On dit que toi et Ibra ne vous entendez pas et que, quoi qu'il arrive, Fonseca ne sera plus l'entraîneur du Milan. Il me semble impossible que ces rumeurs ne soient pas arrivées jusqu'ici…
« Pas pour moi. C'est la vérité. J'ai 51 ans, si j'entends ce que vous dites, je ne peux pas travailler. Donc, cela ne m'importe pas. Ce dont les gens parlent n'a aucune importance pour moi. Ce n'est pas que tout ce dont ils parlent soit vrai.
« Et pour moi, ce n’est pas important, sinon comment pourrais-je avoir la tranquillité d’esprit pour travailler. Écoutez, si je respecte toutes ces règles, comment puis-je travailler sereinement ? Pour moi, ce n’est pas important. Ce qui est important, c’est ce que je ressens ici, ce que les gens qui travaillent avec moi me font ressentir. »
Le match de l'Inter contre City peut-il être une inspiration pour Milan pour le match de demain en termes d'attitude ?
« Est-ce une question pour me faire dire du bien de l'Inter ? Mais je ne veux pas le faire. »
Morata a parlé d'un coup de pouce supplémentaire au niveau mental après les matchs de Turin. Les mêmes problèmes se sont-ils reproduits en Ligue des champions ? Comment se régénère-t-on mentalement en trois jours ?
« C'est ce que j'ai fait cette semaine. J'ai montré ce que nous faisions bien.

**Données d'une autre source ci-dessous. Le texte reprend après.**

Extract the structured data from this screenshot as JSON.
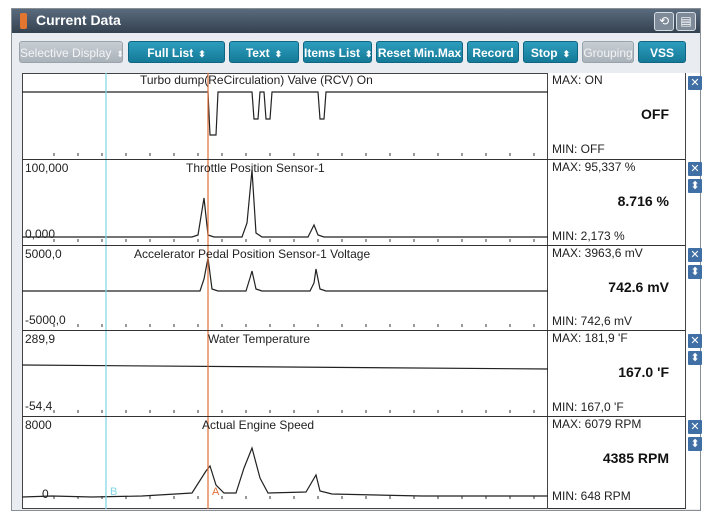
{
  "window": {
    "title": "Current Data"
  },
  "toolbar": {
    "buttons": [
      {
        "label": "Selective Display",
        "dropdown": true,
        "disabled": true
      },
      {
        "label": "Full List",
        "dropdown": true,
        "disabled": false
      },
      {
        "label": "Text",
        "dropdown": true,
        "disabled": false
      },
      {
        "label": "Items List",
        "dropdown": true,
        "disabled": false
      },
      {
        "label": "Reset Min.Max",
        "dropdown": false,
        "disabled": false
      },
      {
        "label": "Record",
        "dropdown": false,
        "disabled": false
      },
      {
        "label": "Stop",
        "dropdown": true,
        "disabled": false
      },
      {
        "label": "Grouping",
        "dropdown": false,
        "disabled": true
      },
      {
        "label": "VSS",
        "dropdown": false,
        "disabled": false
      }
    ]
  },
  "cursors": {
    "b_label": "B",
    "a_label": "A",
    "b_color": "#7fd6e4",
    "a_color": "#e0703a"
  },
  "graphs": [
    {
      "name": "Turbo dump(ReCirculation) Valve (RCV) On",
      "max_label": "MAX: ON",
      "min_label": "MIN: OFF",
      "current": "OFF",
      "scale_top": "",
      "scale_bottom": "",
      "kind": "digital"
    },
    {
      "name": "Throttle Position Sensor-1",
      "max_label": "MAX: 95,337 %",
      "min_label": "MIN: 2,173 %",
      "current": "8.716 %",
      "scale_top": "100,000",
      "scale_bottom": "0,000",
      "kind": "analog"
    },
    {
      "name": "Accelerator Pedal Position Sensor-1 Voltage",
      "max_label": "MAX: 3963,6 mV",
      "min_label": "MIN: 742,6 mV",
      "current": "742.6 mV",
      "scale_top": "5000,0",
      "scale_bottom": "-5000,0",
      "kind": "analog"
    },
    {
      "name": "Water Temperature",
      "max_label": "MAX: 181,9 'F",
      "min_label": "MIN: 167,0 'F",
      "current": "167.0 'F",
      "scale_top": "289,9",
      "scale_bottom": "-54,4",
      "kind": "analog"
    },
    {
      "name": "Actual Engine Speed",
      "max_label": "MAX:  6079 RPM",
      "min_label": "MIN:   648 RPM",
      "current": "4385 RPM",
      "scale_top": "8000",
      "scale_bottom": "0",
      "kind": "analog"
    }
  ],
  "icons": {
    "close": "close-icon",
    "pin": "pin-icon",
    "record": "record-window-icon",
    "restore": "restore-window-icon"
  }
}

Salah a touché la barre transversale à la 23e minute, avant cela nous avons bien fait en défense et je l'ai montré aux joueurs, pour leur faire croire que nous pouvons faire mieux, ils ont les capacités et ils doivent avoir confiance.
“Liverpool est un excellent exemple d'équipe, ils ont encaissé des buts après 3 minutes mais ils ont toujours joué de la même manière, ils ont joué avec la même confiance. Le moment est différent, ils ont cette équipe depuis de nombreuses années et c'est un processus qui a commencé avec Klopp, je veux que nos joueurs aient la même confiance.”
« Ce n'est pas à cause d'un but encaissé ou de la barre transversale que notre jeu doit changer, il ne faut plus prendre de risques et ne plus jouer. Rien ne doit changer, Liverpool est un bel exemple d'équipe qui joue très bien. »
Qui sont les leaders de cette équipe qui peuvent diriger le groupe ?
« Je ne veux pas parler d’individualités. Quand on ne gagne pas, le plus simple est d’essayer de trouver des excuses. Quand on ne gagne pas, il n’y a pas de leaders, ceci ou cela. Je pense que nous avons des joueurs qui sont des leaders et qui jouent bien ce rôle de leaders. Le moment est ce qu’il est, mais il ne manque pas de leadership dans le groupe. »
Vous parlez beaucoup de possession de balle, mais sans ballon, pensez-vous qu'il est juste d'être agressif contre l'Inter ?
« Je pense que nous ne pouvons pas séparer ces moments. Même contre l'Inter, quand nous n'avons pas le ballon, nous devons le récupérer rapidement. Nous ne jouons pas contre une équipe faible, il y aura des moments où nous serons obligés d'être bas et de défendre.
« Contre Liverpool, nous avons eu cette impression d'équipe soudée et compacte pendant les 20 premières minutes. Rafa était aussi là pour défendre. L'Inter est une grande équipe, il y aura des moments où nous devrons être compacts et bas. Si nous ne voulons pas avoir ces moments-là, nous ne devons pas perdre le ballon facilement. »
Vous sentez-vous comme un lion ou un chaton ?
« Toujours un lion (rires). »
Les cinq premiers matchs nous ont montré que Tomori et Pavlovic sont la meilleure paire de défenseurs centraux car ce sont eux qui ont joué le plus…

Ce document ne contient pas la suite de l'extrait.